Vorkals’ artistic range continues to surprise with its creative potential and abundance of subjects, even in the framework of a logical and rational phenomenon such as the grid. It would not seem right to attempt to categorize Vorkals’ art, although undoubtedly it fits in with the dialectics of modern and postmodern cultures of the 20th and 21st centuries. The artist himself emphasizes that for him “these isms have never meant anything”. Although the same attitude is manifested in Pop Art, turning against styles and hostile to categories, Vorkals rather seems a conceptually thinking perfectionist with a contemporary view on art, even when tied down by the Soviet era state of affairs. Irrespectively of whether the grid construction in Vorkals’ works functions concretely – as the organizational armature of the work, or abstractly – as a contrast between continuity and a fragment, or even symbolically – as a window to the world, the grid as the measure of measures is the basic cell of Vorkals’ artistic expression.

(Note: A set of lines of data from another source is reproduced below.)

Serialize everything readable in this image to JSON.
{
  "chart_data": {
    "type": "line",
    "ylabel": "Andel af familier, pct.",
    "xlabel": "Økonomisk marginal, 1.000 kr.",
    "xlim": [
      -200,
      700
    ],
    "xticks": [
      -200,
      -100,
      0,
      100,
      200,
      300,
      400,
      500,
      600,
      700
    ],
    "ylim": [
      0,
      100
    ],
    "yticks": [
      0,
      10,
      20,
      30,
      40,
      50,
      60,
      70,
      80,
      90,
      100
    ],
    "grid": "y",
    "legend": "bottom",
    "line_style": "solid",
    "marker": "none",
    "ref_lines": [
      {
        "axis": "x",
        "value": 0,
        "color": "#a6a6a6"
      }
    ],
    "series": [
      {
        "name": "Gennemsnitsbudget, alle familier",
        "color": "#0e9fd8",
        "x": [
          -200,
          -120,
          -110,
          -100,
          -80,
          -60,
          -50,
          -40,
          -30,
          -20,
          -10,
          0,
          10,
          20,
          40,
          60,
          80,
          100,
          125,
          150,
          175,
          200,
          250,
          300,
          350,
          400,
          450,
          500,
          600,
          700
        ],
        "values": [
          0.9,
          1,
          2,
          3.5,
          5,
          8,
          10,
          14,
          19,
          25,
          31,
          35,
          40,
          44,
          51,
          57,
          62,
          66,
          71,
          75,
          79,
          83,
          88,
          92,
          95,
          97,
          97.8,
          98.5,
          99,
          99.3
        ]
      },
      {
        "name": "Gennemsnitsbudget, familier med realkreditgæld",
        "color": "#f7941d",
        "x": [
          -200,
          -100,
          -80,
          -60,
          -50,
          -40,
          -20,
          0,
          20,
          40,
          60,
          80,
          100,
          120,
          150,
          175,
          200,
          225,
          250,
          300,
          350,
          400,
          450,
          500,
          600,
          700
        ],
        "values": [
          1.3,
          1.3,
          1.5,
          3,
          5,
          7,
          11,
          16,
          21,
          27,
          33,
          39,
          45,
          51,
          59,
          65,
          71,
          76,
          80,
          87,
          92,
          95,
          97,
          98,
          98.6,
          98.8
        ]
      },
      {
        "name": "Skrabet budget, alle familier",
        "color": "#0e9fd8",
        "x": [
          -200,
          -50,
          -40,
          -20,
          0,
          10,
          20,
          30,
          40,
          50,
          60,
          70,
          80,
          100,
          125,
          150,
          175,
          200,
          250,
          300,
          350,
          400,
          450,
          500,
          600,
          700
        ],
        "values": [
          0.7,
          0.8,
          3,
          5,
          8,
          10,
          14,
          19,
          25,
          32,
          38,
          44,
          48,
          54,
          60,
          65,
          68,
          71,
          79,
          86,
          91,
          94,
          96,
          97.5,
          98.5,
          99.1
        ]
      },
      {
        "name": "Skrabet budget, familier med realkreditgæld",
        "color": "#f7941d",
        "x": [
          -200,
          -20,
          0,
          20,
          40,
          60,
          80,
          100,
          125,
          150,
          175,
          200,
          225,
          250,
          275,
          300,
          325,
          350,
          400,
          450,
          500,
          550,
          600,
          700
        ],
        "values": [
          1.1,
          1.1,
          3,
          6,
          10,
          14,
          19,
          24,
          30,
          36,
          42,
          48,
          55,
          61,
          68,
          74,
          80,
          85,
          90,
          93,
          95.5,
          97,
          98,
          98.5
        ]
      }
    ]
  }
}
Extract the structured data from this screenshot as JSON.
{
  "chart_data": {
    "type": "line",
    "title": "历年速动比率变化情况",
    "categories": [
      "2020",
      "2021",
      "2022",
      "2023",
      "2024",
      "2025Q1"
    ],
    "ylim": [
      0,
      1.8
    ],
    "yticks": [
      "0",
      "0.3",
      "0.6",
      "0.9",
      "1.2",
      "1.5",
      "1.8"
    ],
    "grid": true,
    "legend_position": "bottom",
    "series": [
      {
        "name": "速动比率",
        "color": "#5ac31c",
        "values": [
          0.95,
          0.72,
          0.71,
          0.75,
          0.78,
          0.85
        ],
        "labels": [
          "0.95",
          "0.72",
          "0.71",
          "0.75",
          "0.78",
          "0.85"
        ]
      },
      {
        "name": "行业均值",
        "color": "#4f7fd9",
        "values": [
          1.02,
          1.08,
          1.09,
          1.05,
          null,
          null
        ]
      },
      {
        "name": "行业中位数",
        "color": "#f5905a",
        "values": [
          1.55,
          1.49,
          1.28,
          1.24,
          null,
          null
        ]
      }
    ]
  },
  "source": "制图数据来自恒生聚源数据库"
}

/Translator into English: Laine Kristberga/

(1) Krauss, Rosalind E. The Originality of the Avant-Garde and Other Modernisms. Cambridge, Mass.; London: The MIT Press, 1986, p. 9.
(2) Also Vorkals participated in the International Poster Biennale
Warsaw in 2002 with the work from the series Pop Art is dead.
(3) Krauss, Rosalind E. The Originality of the Avant-Garde and Other Modernisms, p. 21.
(4) Henrihs Vorkals: Catalogue of Works. Rīga: Rīgas galerija, 2009, p. 51.
(5) Krauss, Rosalind E. The Originality of the Avant-Garde and Other Modernisms, p. 19.
(6) Sepp, Eda. Estonian non-conformist art from the Soviet occupation in 1944 to Perestroika. In: Rosenfeld, Alla. Dodge Norton T. Art of the Baltics: the Struggle for Freedom of Artistic Expression under the Soviets, 1945–1991. New Brunswic, N. J.: Rutgers University Press, 2002, p. 75.
(7) Meyer-Hermann, Eva. Cosmos. In: Andy Warhol: A Guide to 706 Items in 2 Hours 56 Minutes: Exhibition Catalogue for Other Voices, Other Rooms. London: Tate Modern, 2009, p. 16.
(8) Krauss, Rosalind E. The Originality of the Avant-Garde and Other Modernisms, p. 9.
(9) Henrihs Vorkals: Catalogue of Works, p. 42.
Krauss, Rosalind E. The Originality of the Avant-Garde and Other Modernisms, p. 21.